How to convert String? to Integer

Creating your own doesn't sound too difficult....

func toInt(s: String?) -> Int {
  var result = 0
  if let str: String = s,
  i = Int(str) {
      result = i
  }
  return result
}

I don't know if there's a way to extend an "Optional" to make it easier to use.

In general, you need to (safely) unwrap the optional string. There are several ways to do this. Int(String) returns an optional as well, so it kind of depends how you want to handle that part of it. The following examples assume you want the result to be 0 if the optional string is nil, or if the string can't be converted to an int, and that you don't want the result stored in an optional.

You could use a ternary expression (expression before ? is evaluted for true/false; if true, expression before : is used; if false expression after : is used):

let i = (optionalString == nil || Int(optionalString!) == nil) ? 0 : Int(optionalString!)!

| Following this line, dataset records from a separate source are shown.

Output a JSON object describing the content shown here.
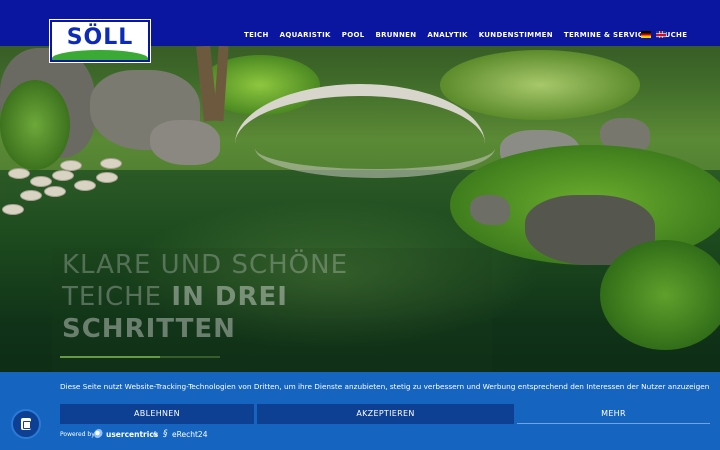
{
  "header": {
    "logo_text": "SÖLL",
    "nav": [
      "TEICH",
      "AQUARISTIK",
      "POOL",
      "BRUNNEN",
      "ANALYTIK",
      "KUNDENSTIMMEN",
      "TERMINE & SERVICE",
      "SUCHE"
    ],
    "languages": [
      "de",
      "en"
    ]
  },
  "hero": {
    "line1": "Klare und schöne",
    "line2_prefix": "Teiche",
    "line2_bold": "in drei",
    "line3": "Schritten"
  },
  "cookie_banner": {
    "text": "Diese Seite nutzt Website-Tracking-Technologien von Dritten, um ihre Dienste anzubieten, stetig zu verbessern und Werbung entsprechend den Interessen der Nutzer anzuzeigen.",
    "deny_label": "ABLEHNEN",
    "accept_label": "AKZEPTIEREN",
    "more_label": "MEHR",
    "powered_by": "Powered by",
    "brand_usercentrics": "usercentrics",
    "ampersand": "&",
    "brand_erecht": "eRecht24"
  },
  "colors": {
    "header_bg": "#0a16a0",
    "banner_bg": "#1565c0",
    "button_bg": "#0d3f93",
    "logo_green": "#3aa935"
  },
  "icons": [
    "privacy-settings-icon",
    "flag-de-icon",
    "flag-en-icon",
    "usercentrics-logo-icon",
    "erecht24-logo-icon"
  ]
}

Note that the order of the two parts of the or statement are important; if you reverse them and optionalString is nil, it will crash.

You could use if..let:

var i = 0
if let unwrappedString = optionalString {
    if let unwrappedInt = Int(unwrappedString) {
        i = unwrappedInt
    }
}

There are probably several other ways to do this as well.

I tried something like that already but at your line 4, where there's an Int(str), I get the error "cannot find an initializer for type 'int' that accepts an argument list of type '(String)'

If I paste what I wrote into a playground, it works with Swift 2.1 (Xcode 7.2).

What versions of things are you working with?

If you don't care whether the resulting Int is an optional:

let int = Int(optionalString ?? "")

If you do care:

let int = Int(optionalString ?? 0)

Oh, wow. That might be it. Just realized I was still on xcode 6.x. I'm updating it right now, and try your code out. I'll let you know if it works!

That second line won't compile; "Binary operator '??' cannot be applied to operands of type 'String?' and 'Int'.

The following works ONLY if the optional string really contains an integer:

let j = Int(s ?? "0")!

EDIT: The following works no matter what is in the optional string:

let j = Int(s ?? "0") ?? 0

Which is kind of strange, because Int(s ?? "0") returns an optional, but 0 is not optional, and Swift creates j as non-optional and doesn't complain.

I suppose to be explicit, you should write it as:

let j: Int = Int(s ?? "0") ?? 0

EDIT #2:

After thinking about it some more, it isn't strange; it works for the same reason the s ?? "0" part of our simple example works (where s is optional but "0" is not). The point of using a ?? b is that a is optional, and the docs say ?? unwraps a if it isn't nil, so if you let Swift infer the result type, b and the result are the same "optionalness". For example the result (j) will be Int here:

let j = Int(s ?? "0") ?? 0

and Int? here:

let k: Int? = 0
let j - Int(s ?? "0") ?? k

Sorry. you're right... was moving fast.

This would be safer:

let i = Int(optString ?? "") ?? 0

note: even if the question is to force conversion to Int, DO note You are breaking ALL the good deriving from "optionalilty": it's FAR better to propagate nil and manage optionals, so you can get a better and legant logic passing around values.

As in Apple docs, absence of value is very different form a default value.